Should the President of France die in office, the head of the Académie Française is 24th in line to succeed. Something I discovered ten years ago.
Now like a slowly, questing vole I have noticed the Académie Goncourt has at least two other distinctions. Members cannot belong to the Académie Française and they award France’s most prestigious literary prize – the Prix Goncourt. I expect you have heard of it but, like me, you may be hazy about the origins of the prize. The brothers Goncourt wrote twenty-two volumes of journals in the second half of the 19th century; an invaluable insight into literary life and their prejudices. Maybe, but I have no first hand evidence. The prize they funded is more prestige than cash.
“It was first conceived in 1867 by the brothers Edmond and Jules de Goncourt, authors of Journals, and created in 1903 by a bequest of Edmond that established the Académie Goncourt, a literary society of 10 members (none of whom may also be a member of the Académie Française) whose chief duty is to select the winner. Along with a now-nominal monetary award, the prize confers recognition on the author of an outstanding work of imaginative prose each year; novels are preferred. The prize is awarded each November. Among the writers who have won the Prix Goncourt are Marcel Proust, André Malraux, Elsa Triolet, Simone de Beauvoir, Romain Gary, André Schwarz-Bart, Michel Tournier, and Marguerite Duras “. (Britannica.com)
I def do not want to wade through the Goncourt brothers musings but I have ordered an edited version.
“The diary of the two de Goncourt brothers who were novelists, critics and dilettanti of Parisian literary and fashionable circles during the second half of the 19th century. The brothers were opposite in temperament, yet identical in tastes and desires and wrote their “nightly confession” as the effusion of a single ego, exploring their suspicions, neuroses and occasional spite, revealing an honest, uninhibitedly perceptive document. They evoke the liveliness of the “belle epoque” of Parisian life, art, politics, society, women in their confessions as well as discussing well-known figures, including Flaubert, Gautier, George Sand, Victor Hugo, Rodin, Degas, Baudelaire and Sainte-Beuve.”
Here are some samples from the internet. They bring to mind Oscar Wilde.
”If there is a God, atheism must seem to Him as less of an insult than religion.
Genius is the talent of a person who is dead.
A painting in a museum hears more ridiculous opinions than anything else in the world.
People don’t like the true and simple; they like fairy tales and humbug.
The English are crooked as a nation and honest as individuals. The contrary is true of the French, who are honest as a nation and crooked as individuals.

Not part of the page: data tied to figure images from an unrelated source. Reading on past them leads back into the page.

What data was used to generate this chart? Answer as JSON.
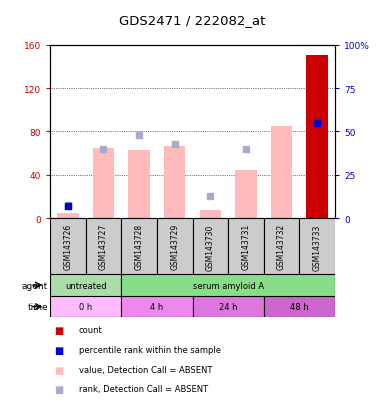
{
  "title": "GDS2471 / 222082_at",
  "samples": [
    "GSM143726",
    "GSM143727",
    "GSM143728",
    "GSM143729",
    "GSM143730",
    "GSM143731",
    "GSM143732",
    "GSM143733"
  ],
  "bar_values": [
    5,
    65,
    63,
    67,
    8,
    45,
    85,
    150
  ],
  "bar_colors_value": [
    "#ffbbbb",
    "#ffbbbb",
    "#ffbbbb",
    "#ffbbbb",
    "#ffbbbb",
    "#ffbbbb",
    "#ffbbbb",
    "#cc0000"
  ],
  "rank_dots_right_pct": [
    8,
    40,
    48,
    43,
    13,
    40,
    null,
    null
  ],
  "perc_dots_right_pct": [
    7,
    null,
    null,
    null,
    null,
    null,
    null,
    55
  ],
  "ylim_left": [
    0,
    160
  ],
  "ylim_right": [
    0,
    100
  ],
  "yticks_left": [
    0,
    40,
    80,
    120,
    160
  ],
  "yticks_right": [
    0,
    25,
    50,
    75,
    100
  ],
  "ytick_labels_left": [
    "0",
    "40",
    "80",
    "120",
    "160"
  ],
  "ytick_labels_right": [
    "0",
    "25",
    "50",
    "75",
    "100%"
  ],
  "left_axis_color": "#cc0000",
  "right_axis_color": "#0000cc",
  "agent_row": [
    {
      "label": "untreated",
      "start": 0,
      "end": 2,
      "color": "#aaddaa"
    },
    {
      "label": "serum amyloid A",
      "start": 2,
      "end": 8,
      "color": "#88dd88"
    }
  ],
  "time_row": [
    {
      "label": "0 h",
      "start": 0,
      "end": 2,
      "color": "#ffbbff"
    },
    {
      "label": "4 h",
      "start": 2,
      "end": 4,
      "color": "#ee88ee"
    },
    {
      "label": "24 h",
      "start": 4,
      "end": 6,
      "color": "#dd77dd"
    },
    {
      "label": "48 h",
      "start": 6,
      "end": 8,
      "color": "#cc66cc"
    }
  ],
  "legend_items": [
    {
      "color": "#cc0000",
      "marker": "s",
      "label": "count"
    },
    {
      "color": "#0000cc",
      "marker": "s",
      "label": "percentile rank within the sample"
    },
    {
      "color": "#ffbbbb",
      "marker": "s",
      "label": "value, Detection Call = ABSENT"
    },
    {
      "color": "#aaaacc",
      "marker": "s",
      "label": "rank, Detection Call = ABSENT"
    }
  ],
  "sample_area_color": "#cccccc",
  "plot_bg_color": "#ffffff"
}
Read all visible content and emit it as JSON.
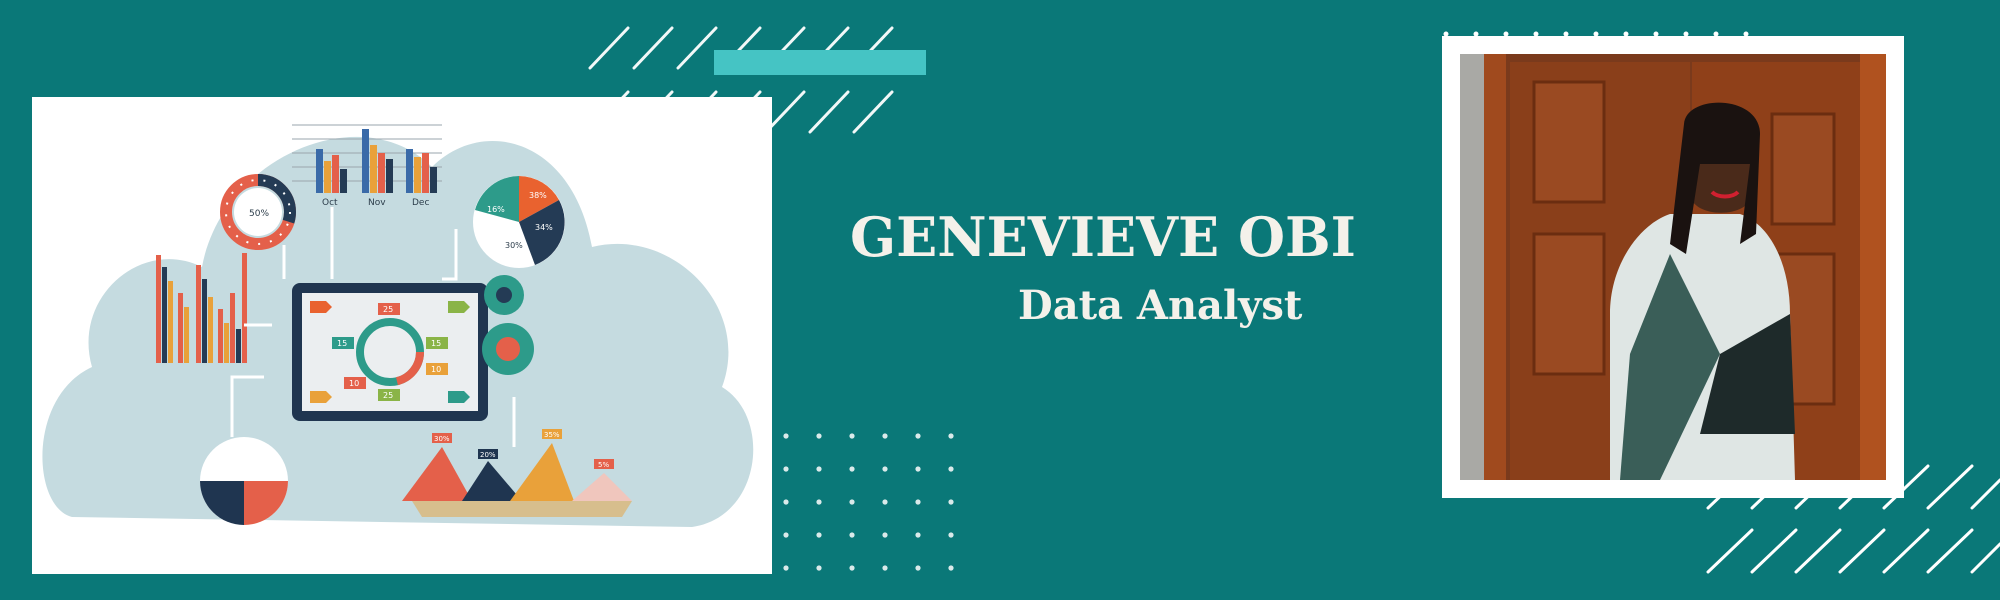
{
  "profile": {
    "name": "GENEVIEVE OBI",
    "role": "Data Analyst"
  },
  "colors": {
    "background": "#0a7878",
    "accent_bar": "#45c4c4",
    "text": "#f4f1ea",
    "cloud": "#c5dbe0",
    "frame": "#ffffff"
  },
  "infographic": {
    "bar_chart_labels": [
      "Oct",
      "Nov",
      "Dec"
    ],
    "bar_chart_axis": [
      "100",
      "80",
      "60",
      "40",
      "20"
    ],
    "donut_label": "50%",
    "pie_labels": [
      "38%",
      "16%",
      "34%",
      "30%"
    ],
    "tablet_numbers": [
      "25",
      "15",
      "15",
      "10",
      "10",
      "25"
    ],
    "mountain_labels": [
      "30%",
      "20%",
      "35%",
      "5%"
    ]
  }
}
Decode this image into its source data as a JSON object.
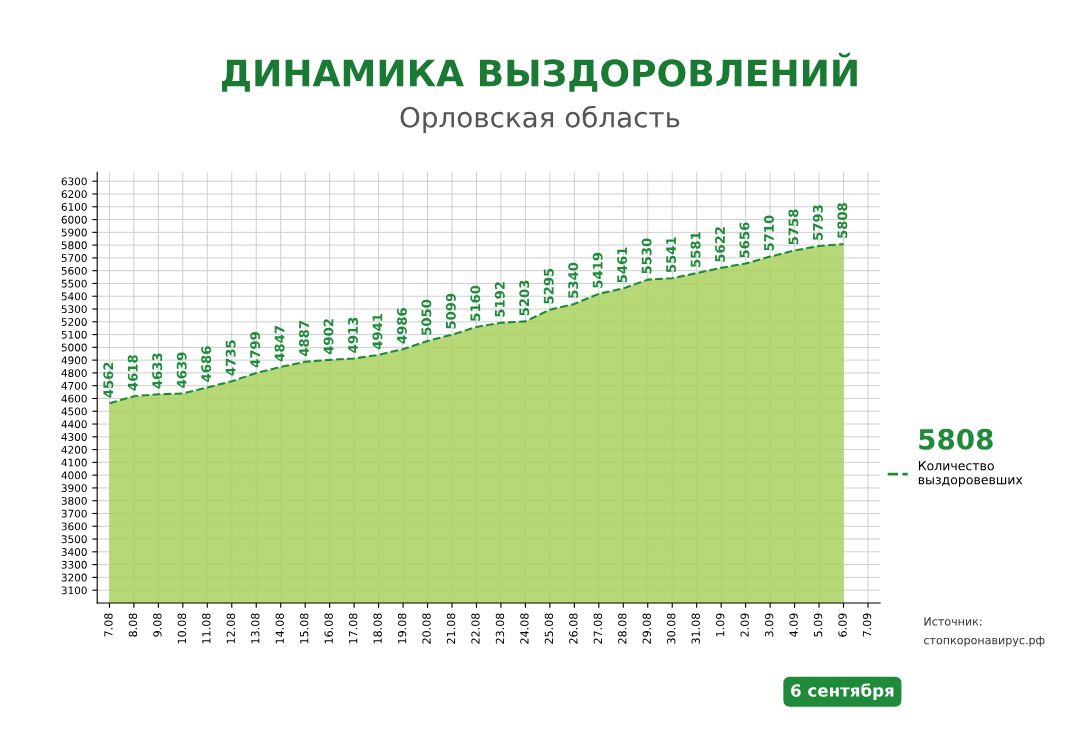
{
  "chart_data": {
    "type": "area",
    "title": "ДИНАМИКА ВЫЗДОРОВЛЕНИЙ",
    "subtitle": "Орловская область",
    "categories": [
      "7.08",
      "8.08",
      "9.08",
      "10.08",
      "11.08",
      "12.08",
      "13.08",
      "14.08",
      "15.08",
      "16.08",
      "17.08",
      "18.08",
      "19.08",
      "20.08",
      "21.08",
      "22.08",
      "23.08",
      "24.08",
      "25.08",
      "26.08",
      "27.08",
      "28.08",
      "29.08",
      "30.08",
      "31.08",
      "1.09",
      "2.09",
      "3.09",
      "4.09",
      "5.09",
      "6.09",
      "7.09"
    ],
    "series": [
      {
        "name": "Количество выздоровевших",
        "color": "#a9d15e",
        "values": [
          4562,
          4618,
          4633,
          4639,
          4686,
          4735,
          4799,
          4847,
          4887,
          4902,
          4913,
          4941,
          4986,
          5050,
          5099,
          5160,
          5192,
          5203,
          5295,
          5340,
          5419,
          5461,
          5530,
          5541,
          5581,
          5622,
          5656,
          5710,
          5758,
          5793,
          5808,
          null
        ]
      }
    ],
    "ylim": [
      3000,
      6370
    ],
    "yticks": [
      3100,
      3200,
      3300,
      3400,
      3500,
      3600,
      3700,
      3800,
      3900,
      4000,
      4100,
      4200,
      4300,
      4400,
      4500,
      4600,
      4700,
      4800,
      4900,
      5000,
      5100,
      5200,
      5300,
      5400,
      5500,
      5600,
      5700,
      5800,
      5900,
      6000,
      6100,
      6200,
      6300
    ],
    "grid": true,
    "data_labels": true,
    "line_style": "dashed",
    "marker": "none",
    "legend": "right",
    "annotations": [
      "5808",
      "6 сентября",
      "Источник:",
      "стопкоронавирус.рф"
    ]
  }
}
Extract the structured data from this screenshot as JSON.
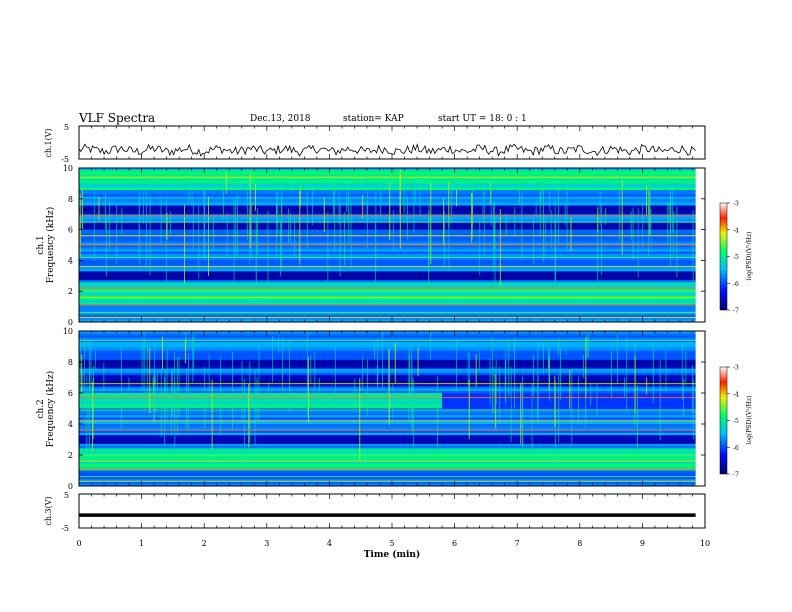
{
  "header": {
    "title": "VLF Spectra",
    "date": "Dec.13, 2018",
    "station": "station= KAP",
    "start": "start  UT  =   18: 0  : 1"
  },
  "chart_data": [
    {
      "type": "line",
      "name": "ch1-waveform",
      "ylabel": "ch.1(V)",
      "ylim": [
        -5,
        5
      ],
      "yticks": [
        "5",
        "-5"
      ],
      "xlim": [
        0,
        10
      ],
      "samples": 320,
      "mean": -2.3,
      "amplitude": 1.4
    },
    {
      "type": "heatmap",
      "name": "ch1-spectrogram",
      "ylabel": "ch.1 Frequency (kHz)",
      "ylabel_top": "ch.1",
      "ylabel_bottom": "Frequency  (kHz)",
      "ylim": [
        0,
        10
      ],
      "yticks": [
        "0",
        "2",
        "4",
        "6",
        "8",
        "10"
      ],
      "xlim": [
        0,
        10
      ],
      "colorbar": {
        "label": "log(PSD)(V²/Hz)",
        "range": [
          -7,
          -3
        ],
        "ticks": [
          "-3",
          "-4",
          "-5",
          "-6",
          "-7"
        ]
      },
      "spectral_lines_khz": [
        0.3,
        0.6,
        1.1,
        1.6,
        2.0,
        2.2,
        3.6,
        4.2,
        5.0,
        5.6,
        6.5,
        6.9,
        9.4
      ],
      "dark_bands_khz": [
        [
          2.7,
          3.3
        ],
        [
          6.0,
          6.4
        ],
        [
          7.0,
          7.6
        ]
      ],
      "bright_bands_khz": [
        [
          1.2,
          2.6
        ],
        [
          8.6,
          9.9
        ]
      ]
    },
    {
      "type": "heatmap",
      "name": "ch2-spectrogram",
      "ylabel": "ch.2 Frequency (kHz)",
      "ylabel_top": "ch.2",
      "ylabel_bottom": "Frequency  (kHz)",
      "ylim": [
        0,
        10
      ],
      "yticks": [
        "0",
        "2",
        "4",
        "6",
        "8",
        "10"
      ],
      "xlim": [
        0,
        10
      ],
      "colorbar": {
        "label": "log(PSD)(V²/Hz)",
        "range": [
          -7,
          -3
        ],
        "ticks": [
          "-3",
          "-4",
          "-5",
          "-6",
          "-7"
        ]
      },
      "spectral_lines_khz": [
        0.3,
        0.6,
        1.1,
        1.6,
        2.0,
        3.6,
        4.2,
        4.9,
        5.7,
        6.6,
        9.4
      ],
      "dark_bands_khz": [
        [
          2.7,
          3.3
        ],
        [
          6.5,
          7.2
        ],
        [
          7.6,
          8.2
        ]
      ],
      "bright_bands_khz": [
        [
          1.0,
          2.4
        ],
        [
          5.0,
          6.0
        ]
      ],
      "bright_band_end_min": 5.8
    },
    {
      "type": "line",
      "name": "ch3-waveform",
      "ylabel": "ch.3(V)",
      "ylim": [
        -5,
        5
      ],
      "yticks": [
        "5",
        "-5"
      ],
      "xlim": [
        0,
        10
      ],
      "value": -1.2,
      "xlabel": "Time  (min)",
      "xticks": [
        "0",
        "1",
        "2",
        "3",
        "4",
        "5",
        "6",
        "7",
        "8",
        "9",
        "10"
      ]
    }
  ]
}
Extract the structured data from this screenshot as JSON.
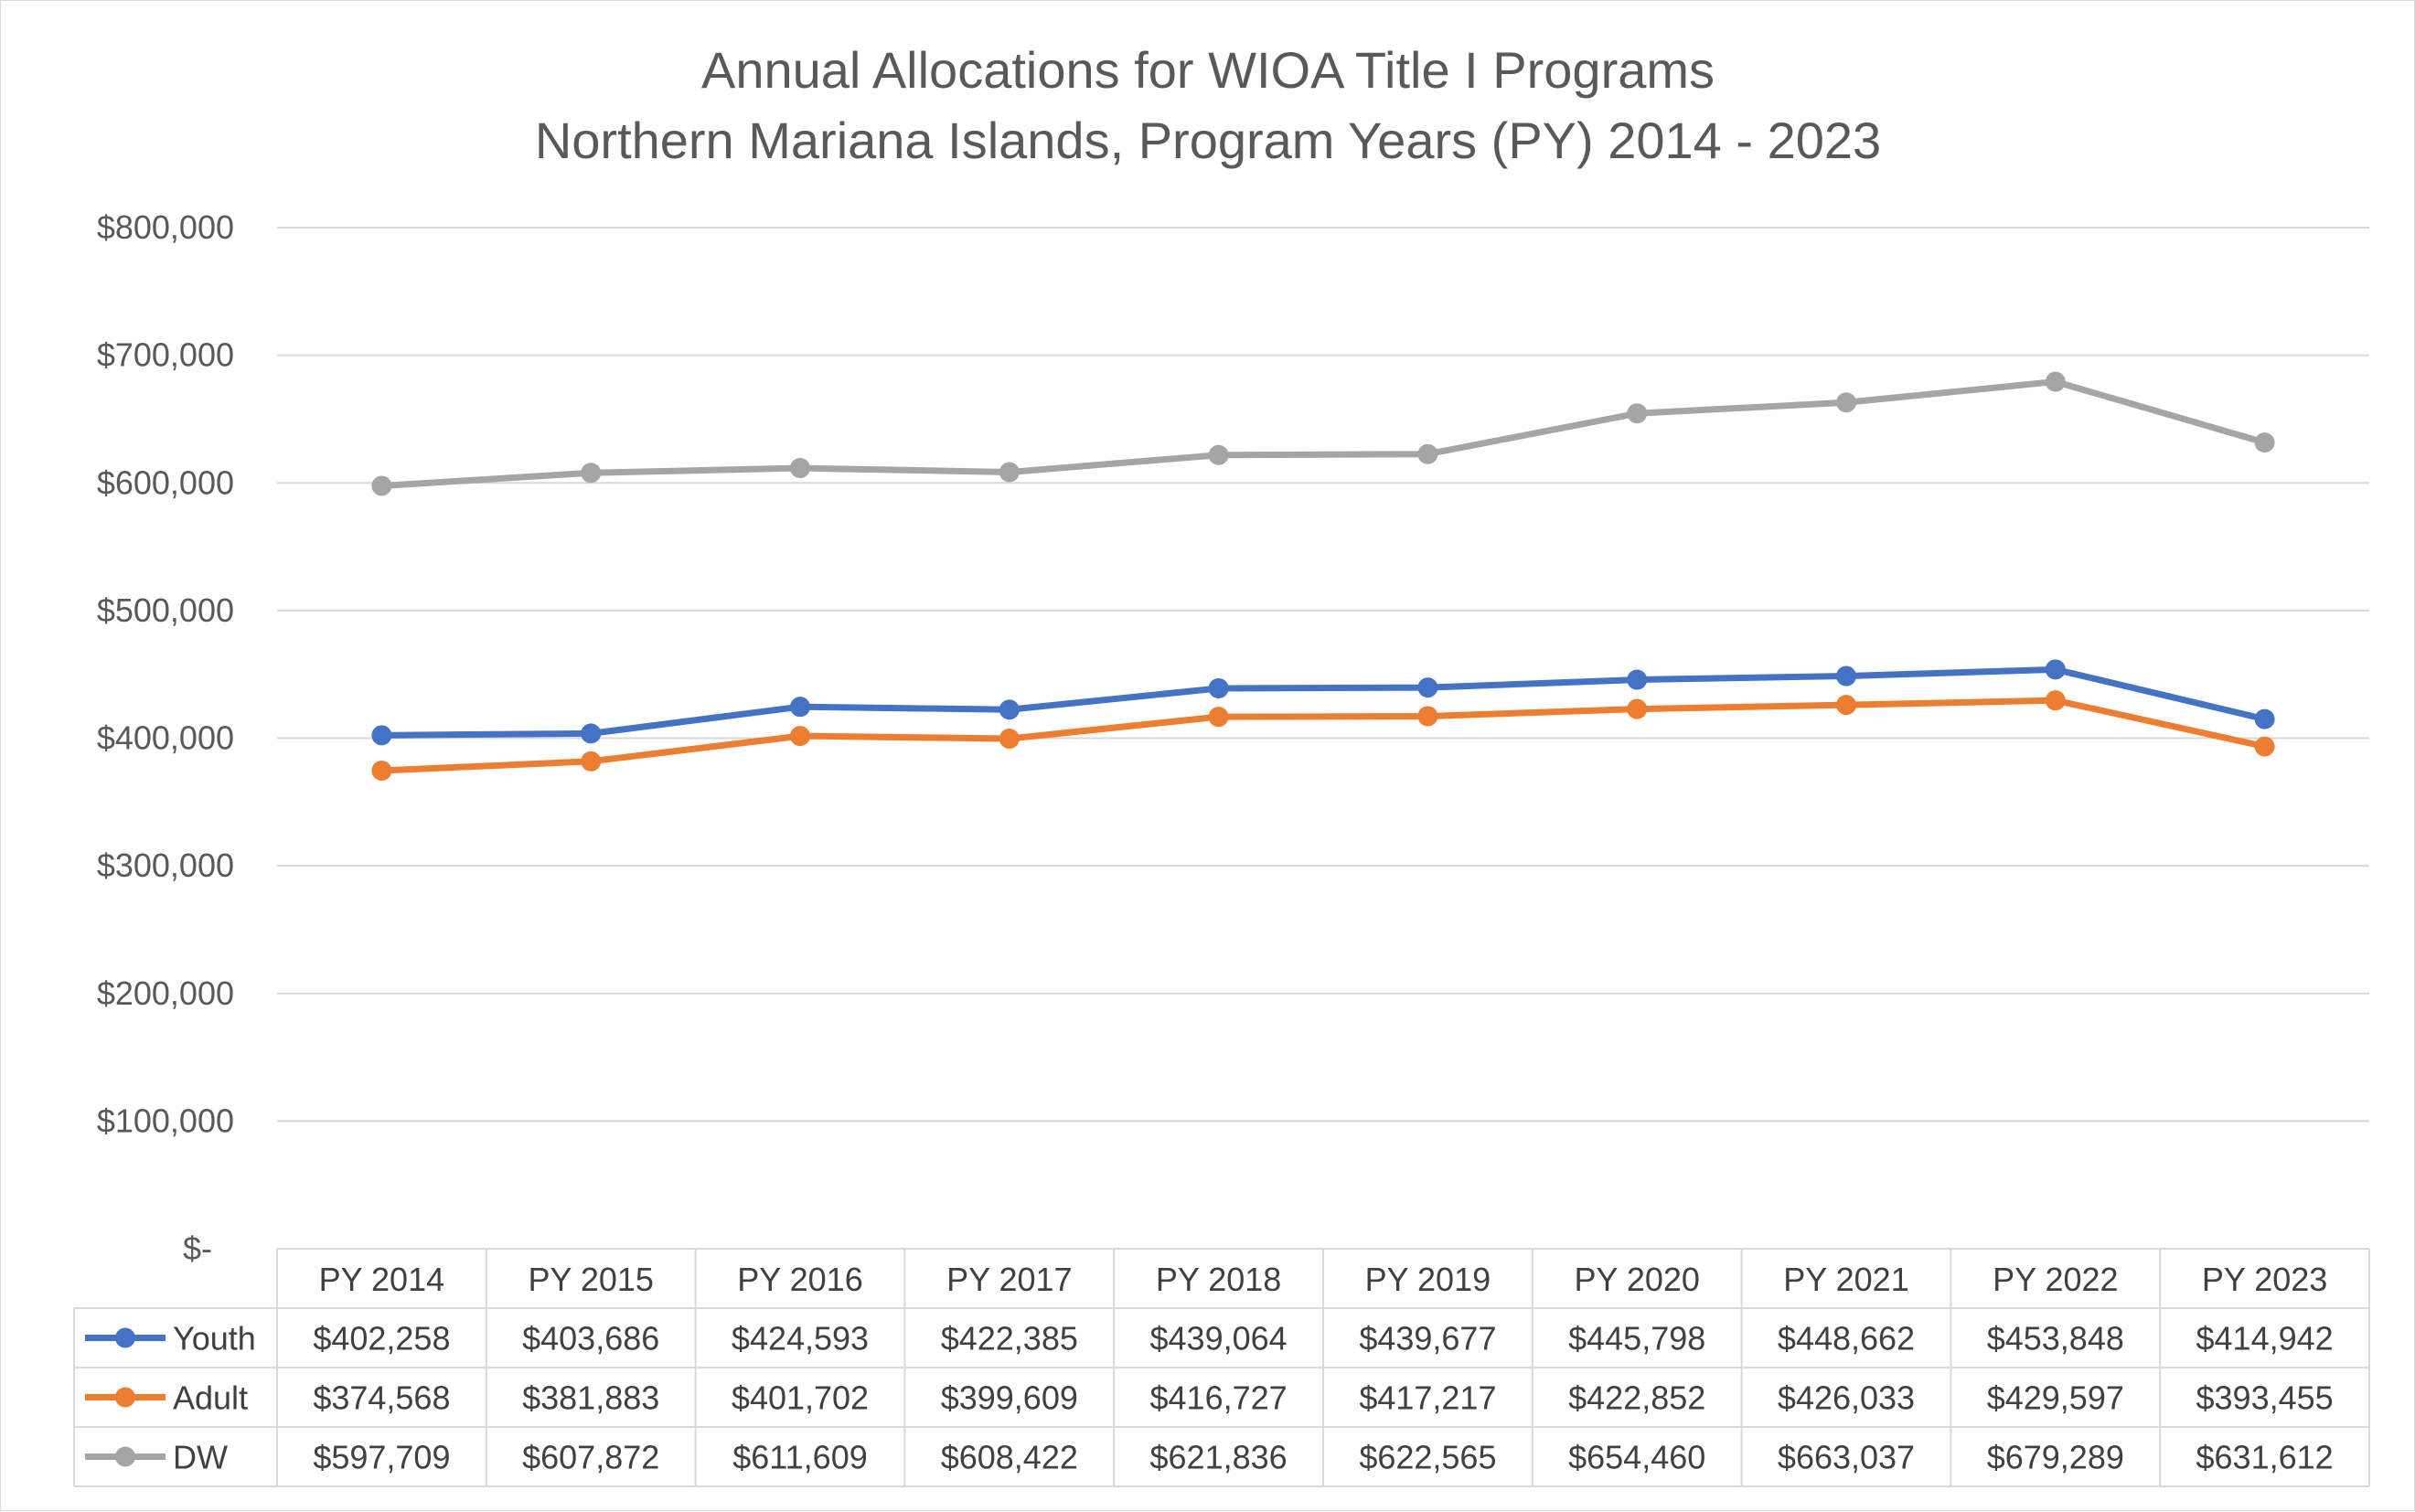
{
  "chart_data": {
    "type": "line",
    "title": "Annual Allocations for WIOA Title I Programs",
    "subtitle": "Northern Mariana Islands, Program Years (PY) 2014 - 2023",
    "categories": [
      "PY 2014",
      "PY 2015",
      "PY 2016",
      "PY 2017",
      "PY 2018",
      "PY 2019",
      "PY 2020",
      "PY 2021",
      "PY 2022",
      "PY 2023"
    ],
    "y_ticks": [
      "$-",
      "$100,000",
      "$200,000",
      "$300,000",
      "$400,000",
      "$500,000",
      "$600,000",
      "$700,000",
      "$800,000"
    ],
    "ylim": [
      0,
      800000
    ],
    "grid": true,
    "legend_placement": "data table, left column",
    "series": [
      {
        "name": "Youth",
        "color": "#4472c4",
        "values": [
          402258,
          403686,
          424593,
          422385,
          439064,
          439677,
          445798,
          448662,
          453848,
          414942
        ],
        "labels": [
          "$402,258",
          "$403,686",
          "$424,593",
          "$422,385",
          "$439,064",
          "$439,677",
          "$445,798",
          "$448,662",
          "$453,848",
          "$414,942"
        ]
      },
      {
        "name": "Adult",
        "color": "#ed7d31",
        "values": [
          374568,
          381883,
          401702,
          399609,
          416727,
          417217,
          422852,
          426033,
          429597,
          393455
        ],
        "labels": [
          "$374,568",
          "$381,883",
          "$401,702",
          "$399,609",
          "$416,727",
          "$417,217",
          "$422,852",
          "$426,033",
          "$429,597",
          "$393,455"
        ]
      },
      {
        "name": "DW",
        "color": "#a5a5a5",
        "values": [
          597709,
          607872,
          611609,
          608422,
          621836,
          622565,
          654460,
          663037,
          679289,
          631612
        ],
        "labels": [
          "$597,709",
          "$607,872",
          "$611,609",
          "$608,422",
          "$621,836",
          "$622,565",
          "$654,460",
          "$663,037",
          "$679,289",
          "$631,612"
        ]
      }
    ]
  }
}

Barbarism is needed every four or five hundred years to bring the world back to life. Otherwise it would die of civilisation.” (Edmond de Goncourt)
And one, not I think on the internet, that I throw down as a challenge to those of you who listen to my brother’s sermons. Your chance to win a sort of Prix Goncourt. Entry restricted to confirmed members of the C of I in the diocese of Armagh who take Communion.
”The Provinces exceed anything that could be put into a novel. Never will a novelist invent the incident of the wife of a Major of Gendarmerie putting into verses the Vicar’s sermons.” (The Goncourt Journals)
Good topic. I suspect you will find the diaries a fount of fascinating Bon mots. The Goncourt is very French unsurprisingly. The winner gets a cheque for €10 which they usually frame. The sales of the winner each year far exceed any possible cash prize. The judges have lunch once a month at the restaurant Drouant in the Place Gaillon in Paris. Top nosh. Each judge has a place setting with each item of gold vermeil inscribed with their initials. Must save on the washing up.